I am using Creo 3 and trying to do heat transfer analysis using radiation heat transfer. Does anybody know where Creo keeps the Stefan-Boltzmann constant?
Creo Simulate can't model heat transfer like this. As Charles writes, you enter a "heat transfer coefficient" where heat transfer is proportional to temp difference between surface and surrounding environment. I.e. this "heat transfer coefficient" is an input to, not a result from the analysis.
FloEFD is a CAD-embedded heat/flow simulation package, that can handle radiation, convection, conduction. To my understanding it is a quite competent software to model the coupled flow/heat transfer problem.
Just general ramblings if any use at all ...
It is difficult enough trying to determine the correct loads for static analyses. Determining heat transfer coefficients, emissivities and thermal resistances as inputs is very difficult. Yes, using CFD helps (another bag of assumptions) and so does a thermal imaging camera and other experimentation to see how good your estimates for inputs are to calibrate the model better for next time.

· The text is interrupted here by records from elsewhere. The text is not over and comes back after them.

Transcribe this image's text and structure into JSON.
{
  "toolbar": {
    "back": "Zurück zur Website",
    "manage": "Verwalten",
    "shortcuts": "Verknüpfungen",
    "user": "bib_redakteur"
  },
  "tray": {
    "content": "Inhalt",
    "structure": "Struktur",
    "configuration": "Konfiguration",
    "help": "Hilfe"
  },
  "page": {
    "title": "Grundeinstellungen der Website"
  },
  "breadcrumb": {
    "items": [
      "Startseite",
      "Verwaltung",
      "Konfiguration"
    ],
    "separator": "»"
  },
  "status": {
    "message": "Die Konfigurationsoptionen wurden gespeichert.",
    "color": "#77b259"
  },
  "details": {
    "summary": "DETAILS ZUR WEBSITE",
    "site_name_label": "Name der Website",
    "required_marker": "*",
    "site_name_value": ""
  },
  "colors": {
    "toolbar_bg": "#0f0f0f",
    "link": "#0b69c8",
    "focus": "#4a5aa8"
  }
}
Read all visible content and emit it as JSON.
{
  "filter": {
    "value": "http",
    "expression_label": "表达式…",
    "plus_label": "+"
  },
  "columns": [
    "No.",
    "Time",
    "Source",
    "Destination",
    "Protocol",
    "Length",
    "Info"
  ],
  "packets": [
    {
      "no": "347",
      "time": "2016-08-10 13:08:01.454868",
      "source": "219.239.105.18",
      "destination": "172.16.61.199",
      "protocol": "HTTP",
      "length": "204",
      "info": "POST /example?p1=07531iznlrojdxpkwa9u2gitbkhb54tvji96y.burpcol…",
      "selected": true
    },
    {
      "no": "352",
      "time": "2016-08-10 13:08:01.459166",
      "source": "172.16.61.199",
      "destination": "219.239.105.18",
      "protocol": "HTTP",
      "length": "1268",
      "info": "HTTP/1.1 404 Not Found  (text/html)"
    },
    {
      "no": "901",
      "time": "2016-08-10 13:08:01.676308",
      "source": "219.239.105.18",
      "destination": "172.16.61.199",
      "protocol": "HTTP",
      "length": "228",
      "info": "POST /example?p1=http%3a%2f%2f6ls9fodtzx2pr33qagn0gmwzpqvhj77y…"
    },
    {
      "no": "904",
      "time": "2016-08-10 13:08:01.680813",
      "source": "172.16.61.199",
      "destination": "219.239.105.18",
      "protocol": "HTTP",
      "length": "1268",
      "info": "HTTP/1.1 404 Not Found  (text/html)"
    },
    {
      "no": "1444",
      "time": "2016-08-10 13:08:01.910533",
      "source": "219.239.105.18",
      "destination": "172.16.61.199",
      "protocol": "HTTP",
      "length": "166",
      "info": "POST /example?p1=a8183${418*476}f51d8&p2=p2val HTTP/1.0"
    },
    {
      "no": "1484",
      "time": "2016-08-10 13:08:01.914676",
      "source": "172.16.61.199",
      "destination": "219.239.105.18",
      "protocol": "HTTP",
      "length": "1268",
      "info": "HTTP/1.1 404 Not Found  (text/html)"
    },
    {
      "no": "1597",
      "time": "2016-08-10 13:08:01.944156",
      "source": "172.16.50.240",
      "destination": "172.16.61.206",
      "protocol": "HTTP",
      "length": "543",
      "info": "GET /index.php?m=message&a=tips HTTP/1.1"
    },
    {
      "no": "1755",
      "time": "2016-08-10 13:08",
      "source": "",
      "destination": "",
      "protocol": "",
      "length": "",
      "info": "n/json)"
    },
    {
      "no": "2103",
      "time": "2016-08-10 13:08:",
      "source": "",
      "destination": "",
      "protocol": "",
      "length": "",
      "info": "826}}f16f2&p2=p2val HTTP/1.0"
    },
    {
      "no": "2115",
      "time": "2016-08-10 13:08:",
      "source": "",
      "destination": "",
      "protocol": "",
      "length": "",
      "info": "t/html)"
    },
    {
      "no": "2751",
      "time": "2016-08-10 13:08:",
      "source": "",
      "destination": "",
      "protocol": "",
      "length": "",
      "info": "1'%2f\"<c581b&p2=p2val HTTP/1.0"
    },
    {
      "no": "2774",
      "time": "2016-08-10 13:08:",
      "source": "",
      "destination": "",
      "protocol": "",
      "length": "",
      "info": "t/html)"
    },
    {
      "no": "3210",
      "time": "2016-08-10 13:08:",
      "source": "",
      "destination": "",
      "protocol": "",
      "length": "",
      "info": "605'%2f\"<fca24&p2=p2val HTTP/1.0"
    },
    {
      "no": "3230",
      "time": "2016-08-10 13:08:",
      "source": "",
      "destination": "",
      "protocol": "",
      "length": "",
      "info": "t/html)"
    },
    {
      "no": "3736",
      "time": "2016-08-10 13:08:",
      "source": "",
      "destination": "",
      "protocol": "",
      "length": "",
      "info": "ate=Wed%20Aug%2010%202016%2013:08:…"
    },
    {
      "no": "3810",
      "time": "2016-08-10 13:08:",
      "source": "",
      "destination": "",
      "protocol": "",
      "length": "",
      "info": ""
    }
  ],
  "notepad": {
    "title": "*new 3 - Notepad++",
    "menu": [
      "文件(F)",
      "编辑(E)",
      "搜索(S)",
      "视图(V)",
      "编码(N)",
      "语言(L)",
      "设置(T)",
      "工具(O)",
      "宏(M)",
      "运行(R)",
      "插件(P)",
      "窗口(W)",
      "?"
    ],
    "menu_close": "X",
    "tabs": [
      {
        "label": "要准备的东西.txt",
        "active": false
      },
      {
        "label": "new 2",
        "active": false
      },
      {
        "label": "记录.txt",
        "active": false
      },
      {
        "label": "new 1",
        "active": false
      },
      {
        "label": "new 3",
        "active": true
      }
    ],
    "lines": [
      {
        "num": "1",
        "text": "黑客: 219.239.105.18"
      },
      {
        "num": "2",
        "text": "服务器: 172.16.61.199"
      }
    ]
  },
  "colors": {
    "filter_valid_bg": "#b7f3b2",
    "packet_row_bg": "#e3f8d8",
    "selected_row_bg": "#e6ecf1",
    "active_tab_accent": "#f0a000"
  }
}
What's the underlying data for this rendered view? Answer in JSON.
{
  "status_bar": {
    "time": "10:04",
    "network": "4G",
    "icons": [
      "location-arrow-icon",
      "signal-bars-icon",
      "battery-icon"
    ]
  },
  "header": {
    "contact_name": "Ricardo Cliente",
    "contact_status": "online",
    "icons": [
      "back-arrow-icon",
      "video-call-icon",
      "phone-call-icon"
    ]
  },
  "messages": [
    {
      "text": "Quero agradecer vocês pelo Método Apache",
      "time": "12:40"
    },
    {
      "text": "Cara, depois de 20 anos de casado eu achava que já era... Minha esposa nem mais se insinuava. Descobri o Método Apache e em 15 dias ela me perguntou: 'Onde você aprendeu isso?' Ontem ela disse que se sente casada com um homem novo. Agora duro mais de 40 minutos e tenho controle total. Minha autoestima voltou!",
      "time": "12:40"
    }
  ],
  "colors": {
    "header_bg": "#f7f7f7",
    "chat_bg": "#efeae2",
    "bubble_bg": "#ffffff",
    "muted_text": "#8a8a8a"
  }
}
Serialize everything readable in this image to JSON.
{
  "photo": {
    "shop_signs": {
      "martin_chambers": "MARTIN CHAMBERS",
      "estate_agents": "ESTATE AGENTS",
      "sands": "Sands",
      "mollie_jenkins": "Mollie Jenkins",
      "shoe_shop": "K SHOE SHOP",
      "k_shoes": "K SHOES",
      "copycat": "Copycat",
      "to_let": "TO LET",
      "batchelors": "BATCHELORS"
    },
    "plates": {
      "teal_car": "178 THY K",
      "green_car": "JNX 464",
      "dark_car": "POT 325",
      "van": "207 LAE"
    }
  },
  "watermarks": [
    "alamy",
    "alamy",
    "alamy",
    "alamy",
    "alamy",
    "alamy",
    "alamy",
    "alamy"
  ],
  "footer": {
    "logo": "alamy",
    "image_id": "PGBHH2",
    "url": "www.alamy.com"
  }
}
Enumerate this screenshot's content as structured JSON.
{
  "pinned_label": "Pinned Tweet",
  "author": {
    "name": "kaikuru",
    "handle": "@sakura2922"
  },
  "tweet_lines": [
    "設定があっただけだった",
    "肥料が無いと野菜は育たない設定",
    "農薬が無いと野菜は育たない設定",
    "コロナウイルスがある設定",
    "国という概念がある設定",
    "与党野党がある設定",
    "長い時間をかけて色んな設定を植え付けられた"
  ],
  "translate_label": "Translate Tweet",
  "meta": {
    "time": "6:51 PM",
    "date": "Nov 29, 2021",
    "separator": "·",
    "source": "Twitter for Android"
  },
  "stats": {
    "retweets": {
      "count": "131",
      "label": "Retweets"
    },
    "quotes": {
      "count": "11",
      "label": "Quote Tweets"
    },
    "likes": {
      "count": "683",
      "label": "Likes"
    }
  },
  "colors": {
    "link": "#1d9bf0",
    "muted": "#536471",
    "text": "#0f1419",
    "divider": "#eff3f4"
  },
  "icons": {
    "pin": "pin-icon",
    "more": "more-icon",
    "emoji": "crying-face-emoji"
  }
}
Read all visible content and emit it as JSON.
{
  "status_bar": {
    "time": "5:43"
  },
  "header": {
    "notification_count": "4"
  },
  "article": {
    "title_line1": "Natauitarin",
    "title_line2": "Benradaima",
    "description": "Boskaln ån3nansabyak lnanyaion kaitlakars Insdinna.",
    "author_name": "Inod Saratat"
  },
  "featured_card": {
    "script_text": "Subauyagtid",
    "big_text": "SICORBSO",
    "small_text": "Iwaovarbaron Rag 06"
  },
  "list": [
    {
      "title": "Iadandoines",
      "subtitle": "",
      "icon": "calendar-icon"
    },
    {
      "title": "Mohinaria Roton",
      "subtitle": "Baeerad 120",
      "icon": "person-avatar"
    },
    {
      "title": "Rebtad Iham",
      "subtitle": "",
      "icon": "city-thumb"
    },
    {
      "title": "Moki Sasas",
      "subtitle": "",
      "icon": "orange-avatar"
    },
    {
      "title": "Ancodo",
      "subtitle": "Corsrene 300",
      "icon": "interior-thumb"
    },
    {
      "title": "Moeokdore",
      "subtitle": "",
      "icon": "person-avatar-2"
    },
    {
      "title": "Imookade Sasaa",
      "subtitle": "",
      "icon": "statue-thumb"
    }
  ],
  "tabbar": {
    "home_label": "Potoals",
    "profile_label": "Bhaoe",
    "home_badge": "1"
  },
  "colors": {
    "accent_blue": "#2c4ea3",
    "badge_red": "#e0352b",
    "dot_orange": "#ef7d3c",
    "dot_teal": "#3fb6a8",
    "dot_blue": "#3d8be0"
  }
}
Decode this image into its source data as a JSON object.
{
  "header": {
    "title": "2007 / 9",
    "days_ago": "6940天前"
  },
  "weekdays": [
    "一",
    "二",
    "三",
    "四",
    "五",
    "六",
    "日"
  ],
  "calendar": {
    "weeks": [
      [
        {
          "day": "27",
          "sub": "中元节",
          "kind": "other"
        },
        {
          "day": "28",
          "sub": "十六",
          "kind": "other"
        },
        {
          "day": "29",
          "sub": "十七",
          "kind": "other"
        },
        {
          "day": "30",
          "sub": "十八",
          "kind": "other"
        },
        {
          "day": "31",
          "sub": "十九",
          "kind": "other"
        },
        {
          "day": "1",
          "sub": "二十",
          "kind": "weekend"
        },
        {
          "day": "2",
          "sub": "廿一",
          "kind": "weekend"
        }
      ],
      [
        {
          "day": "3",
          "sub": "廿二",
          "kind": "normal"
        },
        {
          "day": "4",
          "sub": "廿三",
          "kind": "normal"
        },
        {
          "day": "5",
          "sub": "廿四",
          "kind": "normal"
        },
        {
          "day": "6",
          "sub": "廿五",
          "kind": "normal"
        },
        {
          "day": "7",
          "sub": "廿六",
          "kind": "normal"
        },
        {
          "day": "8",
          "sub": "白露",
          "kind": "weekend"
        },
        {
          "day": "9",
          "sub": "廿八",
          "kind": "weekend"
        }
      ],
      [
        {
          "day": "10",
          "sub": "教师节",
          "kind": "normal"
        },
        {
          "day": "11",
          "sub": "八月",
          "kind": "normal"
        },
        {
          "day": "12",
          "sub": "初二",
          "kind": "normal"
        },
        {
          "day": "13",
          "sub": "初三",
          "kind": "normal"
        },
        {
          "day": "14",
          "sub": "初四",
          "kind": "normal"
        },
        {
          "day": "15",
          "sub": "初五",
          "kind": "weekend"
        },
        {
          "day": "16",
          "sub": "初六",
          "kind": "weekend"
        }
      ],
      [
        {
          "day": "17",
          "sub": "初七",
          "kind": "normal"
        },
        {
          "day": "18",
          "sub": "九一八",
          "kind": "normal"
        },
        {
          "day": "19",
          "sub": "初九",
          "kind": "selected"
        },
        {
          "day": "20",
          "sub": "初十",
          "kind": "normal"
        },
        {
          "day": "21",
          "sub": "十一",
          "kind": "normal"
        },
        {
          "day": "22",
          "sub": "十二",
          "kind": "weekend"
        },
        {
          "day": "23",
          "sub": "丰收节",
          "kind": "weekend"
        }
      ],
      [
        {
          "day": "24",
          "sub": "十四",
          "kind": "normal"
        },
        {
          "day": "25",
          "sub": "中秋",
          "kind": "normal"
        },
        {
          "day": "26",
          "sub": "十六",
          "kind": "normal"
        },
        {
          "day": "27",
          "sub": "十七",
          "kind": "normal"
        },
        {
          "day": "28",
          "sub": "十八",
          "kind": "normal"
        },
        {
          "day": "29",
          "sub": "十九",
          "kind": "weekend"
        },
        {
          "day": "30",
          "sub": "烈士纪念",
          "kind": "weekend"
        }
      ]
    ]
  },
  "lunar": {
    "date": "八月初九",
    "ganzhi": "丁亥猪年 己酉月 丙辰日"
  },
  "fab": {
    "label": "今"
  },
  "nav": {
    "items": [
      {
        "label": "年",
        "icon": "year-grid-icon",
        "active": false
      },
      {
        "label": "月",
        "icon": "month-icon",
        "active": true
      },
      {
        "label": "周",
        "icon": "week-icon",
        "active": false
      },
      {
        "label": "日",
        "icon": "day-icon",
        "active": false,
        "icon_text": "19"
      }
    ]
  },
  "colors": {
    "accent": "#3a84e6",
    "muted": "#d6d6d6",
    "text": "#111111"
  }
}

In the 'old days' one would use the convection condition in Mechanica to iteratively approximate a radiation load (a technique I think should only work properly for spherical problems,,, but we ignored that otherwise we couldn't do anything). In Simulate we cannot have co-existing (on the same geometry) convection and radiation loads and I wonder whether in the background the convection condition is still used like this but now the s/w deals with the iterating on your behalf; which is good.
A lot of studies are to find out what happens/include the effects of something remote being heated by a radiator. For example, an electronic component that dissipates power in an enclosure; how hot will the case get? We can't do this in Simulate unless we estimate the heat load on the case and input it directly into the case. Simulate radiation doesn't travel through space though an emissivity can be a function of temperature.
We end up being pragmatic. Thermal problems often become a case of 'bounding' likely ranges of answers by tinkering with the input coefficients because we can't find the emissivity for a particular paint for example. So we take a D.O.E kind of approach and amongst the variables try e=0.1 then e=1.0 and see what happens. We find that a lot of the time it is sinking the heat by conduction that overwhelms the other heat transfer mechanisms. It is then down to how good the thermal contact is between components ... it is usually pretty poor.
I would like to be able to shine the sun at the tarmac on a zero wind day and see how hot it gets inside something mounted under a wing. But we always want more for our money.
I agree Charles. How I wish our customers could understand the level of uncertainty involved in heat transfer problems,(or structural problems for that matter) that you need testing to verify input parameters etc. I recall from my graduate course in materials science that the heat transfer coefficient (HTC) during quenching of steel in water, for example, can vary by several orders of magnitude (=several powers of 10), depending on if you get steam bubbles close to the steel surface or not, if you stir or not during quencing etc.